ADM : David Kay enfonce le clou

Publié le 29 mars 2004 Lecture : 3 minutes.

David Kay a beau avoir travaillé pour l’administration Bush, c’est un honnête homme. Chef des mille quatre cents inspecteurs américains chargés de découvrir les armes de destruction massive (ADM) dont l’existence supposée a servi de prétexte au renversement de Saddam Hussein, il a démissionné à la fin du mois de janvier, en avouant publiquement : « Nous nous sommes tous trompés. » Autrement dit : les stocks d’agents chimiques et biologiques dont l’Irak disposait avant 1991 « ont été en grande partie détruits sous la supervision des Nations unies » et n’ont pas été reconstitués par la suite. Quant au programme nucléaire, il « n’était que l’ombre de lui-même et ne menaçait personne ». C’est ce qu’il explique dans un passionnant entretien avec notre confrère français Le Figaro publié le 19 mars.
Kay est un spécialiste de ces questions. Dans les années 1990, il avait déjà travaillé en Irak, pour le compte de l’ONU. À son retour à Bagdad, en juin 2003, il ne doutait donc pas une seconde de découvrir des ADM, même si, compte tenu des pillages qui ont suivi la chute du régime baasiste, il ne sous-estimait pas la difficulté de la tâche. Six mois après, il lui faut se rendre à l’évidence : ses hommes n’ont trouvé ni installations, ni personnels, ni documents attestant de la production de telles armes.

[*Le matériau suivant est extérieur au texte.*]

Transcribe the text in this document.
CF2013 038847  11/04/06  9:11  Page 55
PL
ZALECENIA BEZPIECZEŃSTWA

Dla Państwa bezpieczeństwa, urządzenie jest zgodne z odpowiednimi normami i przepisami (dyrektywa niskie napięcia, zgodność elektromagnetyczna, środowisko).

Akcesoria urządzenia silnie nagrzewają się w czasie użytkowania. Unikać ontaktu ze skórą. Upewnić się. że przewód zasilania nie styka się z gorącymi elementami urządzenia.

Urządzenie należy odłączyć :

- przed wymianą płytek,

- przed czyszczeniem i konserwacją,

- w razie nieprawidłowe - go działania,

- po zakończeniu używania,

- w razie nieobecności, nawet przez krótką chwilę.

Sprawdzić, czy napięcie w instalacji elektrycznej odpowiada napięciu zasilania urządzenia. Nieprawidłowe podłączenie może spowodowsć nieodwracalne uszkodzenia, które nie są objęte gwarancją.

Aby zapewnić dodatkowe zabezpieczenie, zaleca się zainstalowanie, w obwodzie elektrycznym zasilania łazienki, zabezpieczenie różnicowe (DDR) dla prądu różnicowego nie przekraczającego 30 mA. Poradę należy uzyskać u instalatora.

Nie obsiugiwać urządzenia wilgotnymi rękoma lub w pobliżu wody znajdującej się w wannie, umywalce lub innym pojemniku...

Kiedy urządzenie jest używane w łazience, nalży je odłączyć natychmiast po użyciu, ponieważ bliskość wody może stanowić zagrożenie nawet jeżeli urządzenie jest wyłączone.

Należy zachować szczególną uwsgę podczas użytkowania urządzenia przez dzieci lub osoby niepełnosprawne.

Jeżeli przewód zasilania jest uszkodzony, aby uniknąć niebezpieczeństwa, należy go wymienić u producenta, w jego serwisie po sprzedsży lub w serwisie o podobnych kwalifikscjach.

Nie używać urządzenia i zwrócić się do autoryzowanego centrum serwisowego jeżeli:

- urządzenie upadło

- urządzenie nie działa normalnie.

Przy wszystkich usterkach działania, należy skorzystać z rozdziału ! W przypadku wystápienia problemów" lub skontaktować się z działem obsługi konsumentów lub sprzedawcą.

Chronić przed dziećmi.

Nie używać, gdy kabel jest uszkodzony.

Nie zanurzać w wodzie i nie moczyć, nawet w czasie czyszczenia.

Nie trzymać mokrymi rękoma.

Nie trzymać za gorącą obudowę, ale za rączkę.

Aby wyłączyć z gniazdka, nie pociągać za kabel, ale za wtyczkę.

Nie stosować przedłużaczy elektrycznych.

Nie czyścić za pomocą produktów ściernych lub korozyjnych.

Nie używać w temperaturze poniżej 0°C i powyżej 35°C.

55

Bien sûr, l’attitude des dirigeants irakiens a contribué à entretenir la suspicion. Pourquoi se sont-ils comportés comme s’ils possédaient des ADM ? « La menace, explique Kay, était surtout à usage interne. Les armes biologiques et chimiques avaient été décisives contre les chiites et les Kurdes, en 1991. Saddam Hussein avait surtout peur d’un coup d’État ou d’une révolution. Il n’avait pas peur des États-Unis, alors qu’il aurait dû. » Quant aux scientifiques irakiens, ils « ne faisaient même pas de recherches » et se contentaient « de retourner voir Saddam pour lui demander de l’argent ».

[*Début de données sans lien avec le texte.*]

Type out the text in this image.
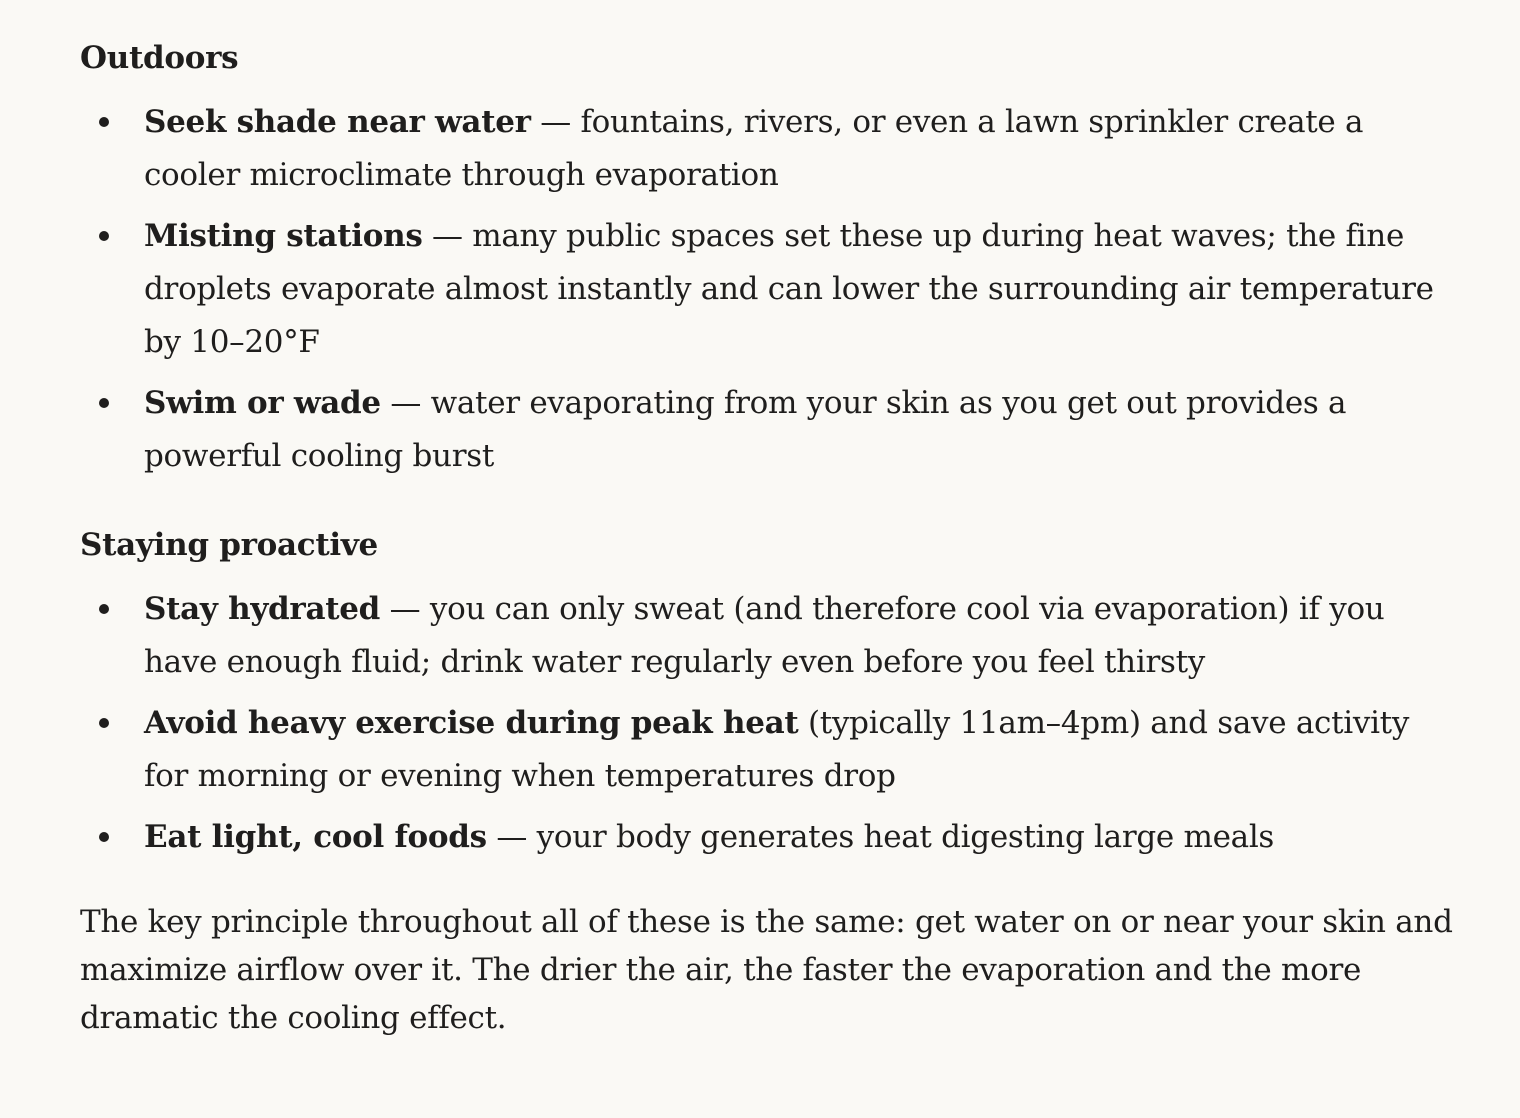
Outdoors
Seek shade near water — fountains, rivers, or even a lawn sprinkler create a cooler microclimate through evaporation
Misting stations — many public spaces set these up during heat waves; the fine droplets evaporate almost instantly and can lower the surrounding air temperature by 10–20°F
Swim or wade — water evaporating from your skin as you get out provides a powerful cooling burst
Staying proactive
Stay hydrated — you can only sweat (and therefore cool via evaporation) if you have enough fluid; drink water regularly even before you feel thirsty
Avoid heavy exercise during peak heat (typically 11am–4pm) and save activity for morning or evening when temperatures drop
Eat light, cool foods — your body generates heat digesting large meals

The key principle throughout all of these is the same: get water on or near your skin and maximize airflow over it. The drier the air, the faster the evaporation and the more dramatic the cooling effect.
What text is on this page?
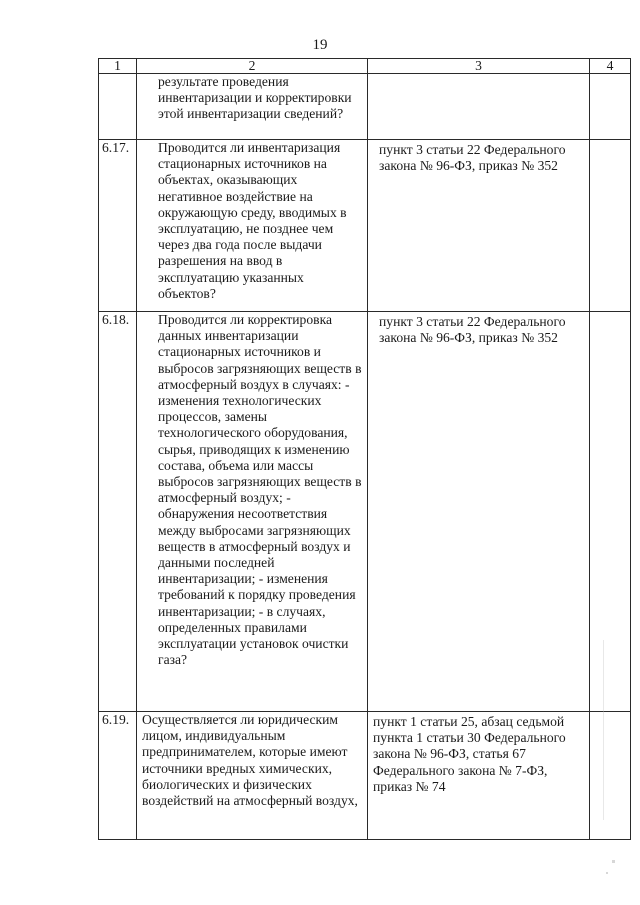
19
1	2	3	4

	результате проведения инвентаризации и корректировки этой инвентаризации сведений?		

6.17.	Проводится ли инвентаризация стационарных источников на объектах, оказывающих негативное воздействие на окружающую среду, вводимых в эксплуатацию, не позднее чем через два года после выдачи разрешения на ввод в эксплуатацию указанных объектов?	пункт 3 статьи 22 Федерального закона № 96-ФЗ, приказ № 352	

6.18.	Проводится ли корректировка данных инвентаризации стационарных источников и выбросов загрязняющих веществ в атмосферный воздух в случаях: - изменения технологических процессов, замены технологического оборудования, сырья, приводящих к изменению состава, объема или массы выбросов загрязняющих веществ в атмосферный воздух; - обнаружения несоответствия между выбросами загрязняющих веществ в атмосферный воздух и данными последней инвентаризации; - изменения требований к порядку проведения инвентаризации; - в случаях, определенных правилами эксплуатации установок очистки газа?	пункт 3 статьи 22 Федерального закона № 96-ФЗ, приказ № 352	

6.19.	Осуществляется ли юридическим лицом, индивидуальным предпринимателем, которые имеют источники вредных химических, биологических и физических воздействий на атмосферный воздух,	пункт 1 статьи 25, абзац седьмой пункта 1 статьи 30 Федерального закона № 96-ФЗ, статья 67 Федерального закона № 7-ФЗ, приказ № 74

Kay, qui est membre du Parti républicain, s’interdit d’envisager, fût-ce à titre d’hypothèse, une possible manipulation de l’administration Bush et se contente de regretter son incapacité à reconnaître ses erreurs. C’est la limite de son témoignage. En revanche, il tire à boulets rouges sur les services de renseignements américains, et singulièrement sur la CIA. « Je ne pense pas être invité chez George Tenet [le directeur de la centrale] pour Noël », estime-t-il. C’est en effet probable. Que lui reproche-t-il au juste ?
D’abord, de privilégier de manière outrancière le renseignement technologique au détriment du renseignement humain. « La plupart des secrets qui valent la peine d’être volés sont des secrets d’intention, qui échappent aux photos satellites : que pense un dirigeant, que prépare-t-il ? Ces choses-là exigent des espions, et nous sommes très médiocres à ce jeu. »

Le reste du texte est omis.